I Am Well and Beautifully Portrayed
- Ejner Johansson, arkivet.thorvaldsensmuseum.dk, 1989
This is a re-publication of the summary of the article: Ejner Johansson: ‘I Am Well and Beautifully Portrayed’, in: Meddelelser fra Thorvaldsens Museum (Communications from the Thorvaldsens Museum) p. 1989, p. 261-270.
For a presentation of the article in its original appearance in Danish, please see this facsimile scan.
For a presentation of this English summary in its original appearance, please see this facsimile scan.
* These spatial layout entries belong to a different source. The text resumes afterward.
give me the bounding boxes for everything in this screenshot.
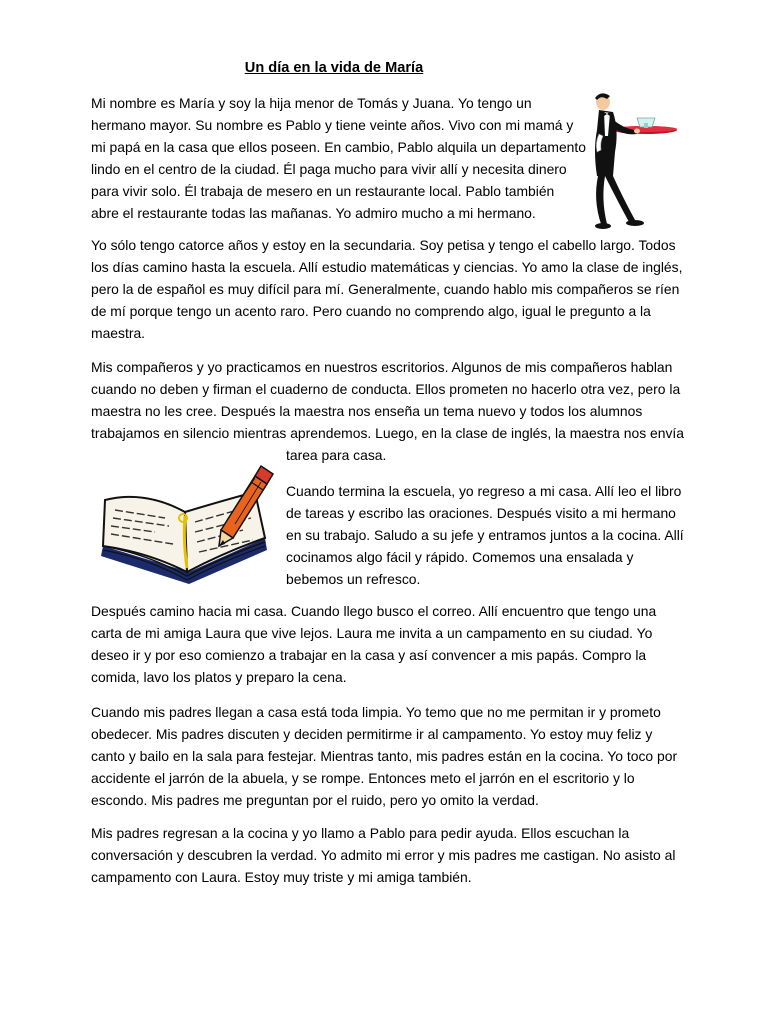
text-line: cuando no deben y firman el cuaderno de conducta. Ellos prometen no hacerlo otra vez, pero la xyxy=(91,381,681,397)
text-line: Mi nombre es María y soy la hija menor de Tomás y Juana. Yo tengo un xyxy=(91,95,532,111)
paragraph-3 xyxy=(91,356,684,466)
text-line: pero la de español es muy difícil para mí. Generalmente, cuando hablo mis compañeros se ríen xyxy=(91,281,680,297)
text-line: abre el restaurante todas las mañanas. Yo admiro mucho a mi hermano. xyxy=(91,205,536,221)
text-line: obedecer. Mis padres discuten y deciden permitirme ir al campamento. Yo estoy muy feliz y xyxy=(91,726,653,742)
paragraph-6 xyxy=(91,701,677,811)
paragraph-7 xyxy=(91,822,675,888)
text-line: Mis padres regresan a la cocina y yo llamo a Pablo para pedir ayuda. Ellos escuchan la xyxy=(91,825,630,841)
text-line: accidente el jarrón de la abuela, y se rompe. Entonces meto el jarrón en el escritorio y lo xyxy=(91,770,635,786)
text-line: hermano mayor. Su nombre es Pablo y tiene veinte años. Vivo con mi mamá y xyxy=(91,117,574,133)
text-line: deseo ir y por eso comienzo a trabajar en la casa y así convencer a mis papás. Compro la xyxy=(91,647,647,663)
waiter-illustration xyxy=(585,90,680,238)
text-line: Después camino hacia mi casa. Cuando llego busco el correo. Allí encuentro que tengo una xyxy=(91,603,657,619)
text-line: de tareas y escribo las oraciones. Después visito a mi hermano xyxy=(286,505,676,521)
book-pencil-illustration xyxy=(95,460,275,590)
text-line: bebemos un refresco. xyxy=(286,571,421,587)
text-line: mi papá en la casa que ellos poseen. En cambio, Pablo alquila un departamento xyxy=(91,139,586,155)
text-line: trabajamos en silencio mientras aprendemos. Luego, en la clase de inglés, la maestra nos envía xyxy=(91,425,685,441)
text-line: Cuando termina la escuela, yo regreso a mi casa. Allí leo el libro xyxy=(286,483,682,499)
text-line: los días camino hasta la escuela. Allí estudio matemáticas y ciencias. Yo amo la clase de inglés, xyxy=(91,259,683,275)
paragraph-5 xyxy=(91,600,656,688)
text-line: tarea para casa. xyxy=(286,447,387,463)
text-line: Cuando mis padres llegan a casa está toda limpia. Yo temo que no me permitan ir y prometo xyxy=(91,704,661,720)
page-title: Un día en la vida de María xyxy=(244,60,424,76)
text-line: lindo en el centro de la ciudad. Él paga mucho para vivir allí y necesita dinero xyxy=(91,161,567,177)
text-line: conversación y descubren la verdad. Yo admito mi error y mis padres me castigan. No asisto al xyxy=(91,847,676,863)
text-line: maestra. xyxy=(91,325,146,341)
paragraph-1 xyxy=(91,92,586,224)
text-line: escondo. Mis padres me preguntan por el ruido, pero yo omito la verdad. xyxy=(91,792,539,808)
text-line: Mis compañeros y yo practicamos en nuestros escritorios. Algunos de mis compañeros hablan xyxy=(91,359,673,375)
text-line: carta de mi amiga Laura que vive lejos. Laura me invita a un campamento en su ciudad. Yo xyxy=(91,625,653,641)
text-line: de mí porque tengo un acento raro. Pero cuando no comprendo algo, igual le pregunto a la xyxy=(91,303,651,319)
paragraph-2 xyxy=(91,234,682,344)
paragraph-4 xyxy=(286,480,684,590)
text-line: en su trabajo. Saludo a su jefe y entramos juntos a la cocina. Allí xyxy=(286,527,684,543)
text-line: maestra no les cree. Después la maestra nos enseña un tema nuevo y todos los alumnos xyxy=(91,403,643,419)
text-line: cocinamos algo fácil y rápido. Comemos una ensalada y xyxy=(286,549,634,565)
text-line: Yo sólo tengo catorce años y estoy en la secundaria. Soy petisa y tengo el cabello largo. Todos xyxy=(91,237,676,253)
text-line: canto y bailo en la sala para festejar. Mientras tanto, mis padres están en la cocina. Yo toco por xyxy=(91,748,678,764)
text-line: para vivir solo. Él trabaja de mesero en un restaurante local. Pablo también xyxy=(91,183,555,199)
text-line: comida, lavo los platos y preparo la cena. xyxy=(91,669,347,685)
text-line: campamento con Laura. Estoy muy triste y mi amiga también. xyxy=(91,869,472,885)
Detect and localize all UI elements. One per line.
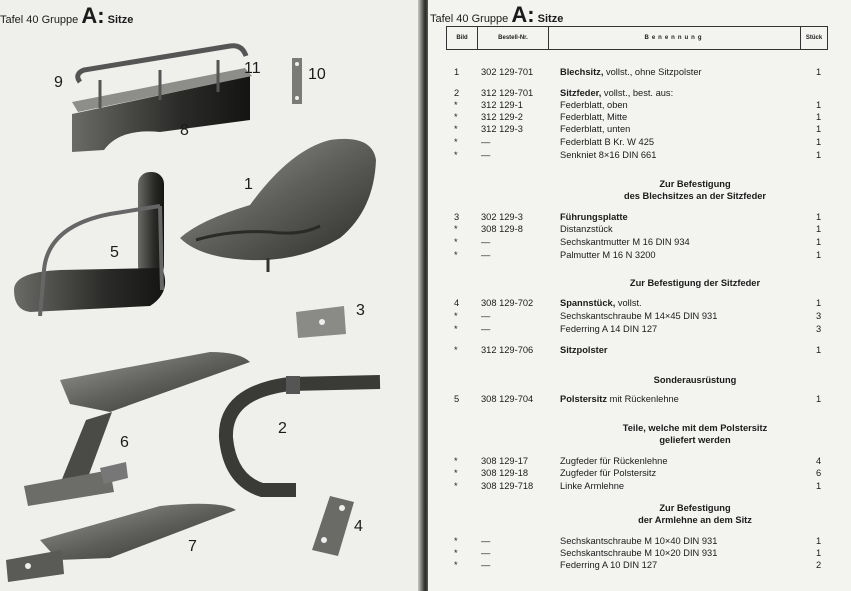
table-row: * — Sechskantschraube M 10×40 DIN 931 1: [454, 536, 822, 546]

Hans Christian Andersen was twenty-eight years’ old when he visited Rome for the first time in 1833. The four months he spent there in daily contact with painters and sculptors had a great influence on his subsequent attitude to painting and sculpture. From a Danish point of view, the most important European artists at that time were the German Nazarenes — a view imported to Andersen by, amongst others, the painter Albert Küchler, who painted the first oil painting of the poet at the very beginning of 1834. This excellent portrait was never very popular, not even with Andersen himself. He preferred a more sentimental drawing that the painter made for himself, undoubtedly because it could to a greater extent than the oil painting be interpreted as a portrait of “a young and highly talented poet”. A quotation from Andersen’s novel O.T. from 1836 tends to substantiate his conception of portraiture. “The painter ought to give the ugly or insignificant face its own peculiar beauty. Every person has moments when something spiritual or characteristic emerges.”